Sunday, October 12, 2008

autumn always urges me to read English Romantics, I guess because the poems are so landscapey, and of a climate at least somewhat akin to New England. this has been a preternatural New England fall weekend, the colours seeming transcendent, with a similar emotional heft as when the spring flowers bloom. but one sees, alas, bumblebees doggedly gathering in the dahlias, still collecting pollen, but frail now, chilled and worn. I wonder a lot about Halloween and its appeal. the decorations arrive with the same early rush as Christmas now. people are going to pretty fancy lengths to decorate appropriately for the holiday, if I can call it that. Pottery Barn has a Halloween-inspired dinner table displayed, hi-gear accouterments like silver skulls at each place setting. apparently a market exists even for lavish dinner parties of a Halloweenish nature. I would not have thunk it. I guess I do not like Halloween because there is no thought behind it, no measure. a semi-ironic play with horror, and the opportunity to dress up, cosplay. but no acknowledgment of a Golden Bough dimension to the proceedings, just arch reference to scary. it seems like this time of harvest and fade deserves better attention, at least in the way that Thanksgiving or Christmas offer lip service to the underpinnings. bumblebees are dying with Puritan work ethic, and people are just sending unheeded consultations from the unconscious. well I guess I'm a poopypants, but there is such a poetic savour to this time, that the corny exultation of effect that is Halloween seems a poor substitute for the due confrontation. monsters... a remarkably chilling yard display that I saw years ago consisted of a life size human figure standing in the yard holding a rake or shovel. it just looked like an old man standing there, but somehow the inference was easy that his wife or a neighbourhood child was buried somewhere in the yard, or some other evil intention fulfilled. a damn sight more chilling than those gravestones for Frank N Stein. but what is the purpose or proposal of such a display? or how does that display fit anything we find necessary. I do not say it doesn't, I just ask how. poetry lives in a world of glum lack of horizon much of the time: centralized evocations of self-explanation, verbal pomade for some radiated trend, or other weak entries to the communal trough.

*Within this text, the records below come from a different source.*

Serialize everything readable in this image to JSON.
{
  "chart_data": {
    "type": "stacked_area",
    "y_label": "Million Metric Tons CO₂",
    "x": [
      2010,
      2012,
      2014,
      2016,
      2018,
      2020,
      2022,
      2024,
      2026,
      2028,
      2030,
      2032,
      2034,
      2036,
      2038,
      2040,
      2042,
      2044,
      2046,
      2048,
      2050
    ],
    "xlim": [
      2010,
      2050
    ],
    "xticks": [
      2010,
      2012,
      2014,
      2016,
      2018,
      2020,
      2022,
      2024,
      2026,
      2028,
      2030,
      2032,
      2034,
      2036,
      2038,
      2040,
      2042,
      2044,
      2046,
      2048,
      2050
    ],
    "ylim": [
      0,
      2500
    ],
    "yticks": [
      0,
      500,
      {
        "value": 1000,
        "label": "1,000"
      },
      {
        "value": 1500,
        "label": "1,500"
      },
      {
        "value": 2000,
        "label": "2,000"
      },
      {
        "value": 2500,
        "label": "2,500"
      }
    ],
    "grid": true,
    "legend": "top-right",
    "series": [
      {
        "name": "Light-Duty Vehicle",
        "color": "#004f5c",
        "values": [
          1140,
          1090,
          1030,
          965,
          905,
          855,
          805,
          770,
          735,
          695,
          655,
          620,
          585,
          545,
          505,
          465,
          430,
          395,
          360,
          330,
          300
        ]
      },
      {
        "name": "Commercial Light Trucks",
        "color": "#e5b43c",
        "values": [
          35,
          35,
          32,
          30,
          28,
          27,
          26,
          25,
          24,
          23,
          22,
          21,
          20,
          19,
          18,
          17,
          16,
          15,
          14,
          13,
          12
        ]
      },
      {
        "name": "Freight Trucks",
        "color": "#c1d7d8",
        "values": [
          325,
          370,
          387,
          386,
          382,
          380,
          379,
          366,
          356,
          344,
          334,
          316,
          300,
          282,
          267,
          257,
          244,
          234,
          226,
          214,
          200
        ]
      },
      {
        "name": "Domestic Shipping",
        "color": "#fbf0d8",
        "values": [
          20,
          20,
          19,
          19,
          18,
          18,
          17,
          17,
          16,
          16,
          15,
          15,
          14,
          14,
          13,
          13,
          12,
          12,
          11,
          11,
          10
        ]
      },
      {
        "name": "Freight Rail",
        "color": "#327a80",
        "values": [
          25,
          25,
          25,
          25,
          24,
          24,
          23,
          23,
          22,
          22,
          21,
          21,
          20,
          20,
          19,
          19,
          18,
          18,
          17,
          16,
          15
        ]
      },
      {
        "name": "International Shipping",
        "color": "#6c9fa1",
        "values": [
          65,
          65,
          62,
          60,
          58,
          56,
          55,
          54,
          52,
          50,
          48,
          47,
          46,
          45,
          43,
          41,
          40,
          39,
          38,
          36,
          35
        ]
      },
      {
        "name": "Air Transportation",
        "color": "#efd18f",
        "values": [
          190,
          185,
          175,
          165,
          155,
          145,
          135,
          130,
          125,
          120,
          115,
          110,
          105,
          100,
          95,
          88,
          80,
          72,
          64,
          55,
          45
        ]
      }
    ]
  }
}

Halloween grips us, it seems, but it has not made its vocabulary known. perhaps there's some reading to do.

2 comments:

Nada Gordon: 2 ludic 4 U said...

For me, Hallowe'en is the only "holiday" I can really get behind. It's the only one that's sufficiently secular and carnivalesque for my sensibilities. I wish it weere Hallowe'en every day... or, maybe it already is?

For autumnal profundity, we have Thanksgiving, no?

Simple Theories said...

I agree that there is something profound and fantastic to Halloween but much of what I see seems so uninspected. I think it's the effort of weirdness that I do not find compelling.